A third theory looks to spontaneous ordering: such spontaneous development theories appear more factual than the other theories: but this theory too appears as morally questionable. Kuyper raises two objections: (1) The theory cannot distinguish between a morally good and a morally bad order: cruelty and deceit or heroism and virtue could each lead to an actual government of some sort.
(2) Kuyper explains that such a theory is pantheistic: Rather than government be a determined act of God; authority would be something inherent in all that is. Thus, might would be right, because it is.
Having rejected these alternatives, Kuyper explains that what government does itself must be the result of a gracious act of God: not a peculiar saving grace, such as shown to the elect; but, a “common grace” to order the world in such a manner as to limit the effective scope of sin.

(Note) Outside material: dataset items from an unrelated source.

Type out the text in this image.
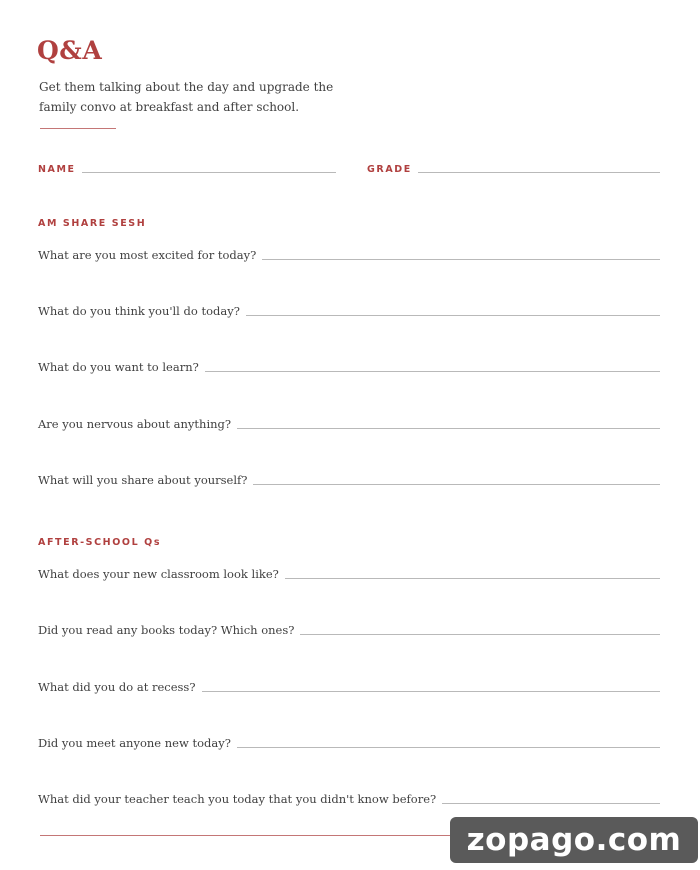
Q&A
Get them talking about the day and upgrade the family convo at breakfast and after school.
NAME	GRADE
AM SHARE SESH
What are you most excited for today?
What do you think you'll do today?
What do you want to learn?
Are you nervous about anything?
What will you share about yourself?
AFTER-SCHOOL Qs
What does your new classroom look like?
Did you read any books today? Which ones?
What did you do at recess?
Did you meet anyone new today?
What did your teacher teach you today that you didn't know before?
zopago.com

Thus, there is the effectuation of a government and the providential placement of a leader in position. Kuyper then explains the basis of legitimacy: if the leader and the populace both accede that God has created the structure, the structure is and all “are accountable to God for the things they know they have done for or against that authority.” Abraham Kuyper, Common Grace: God’s Gifts for a Fallen World: The Historical Section, ed. Jordan J. Ballor, Melvin Flikkema, and Stephen J. Grabill, trans. Nelson D. Kloosterman and Ed M. van der Maas, vol. 1, Abraham Kuyper Collected Works in Public Theology (Bellingham, WA: Lexham Press; Acton Institute, 2015), 95–96.
How then is this authority known? It can only come from God, because humans by nature have authority over nothing. The authority granted in Genesis 1 is granted by God: it is not inherent in the creature. God had the authority to grant or forbid the Adam to eat of trees in the Garden – and the authority over all other actions of Adam.
Not having even the least of authority, we certain have no authority by nature over one-another. Kuyper concedes that some sort of pre-Flood governmental authority must have arisen; but such authority would have existed without divine sanction.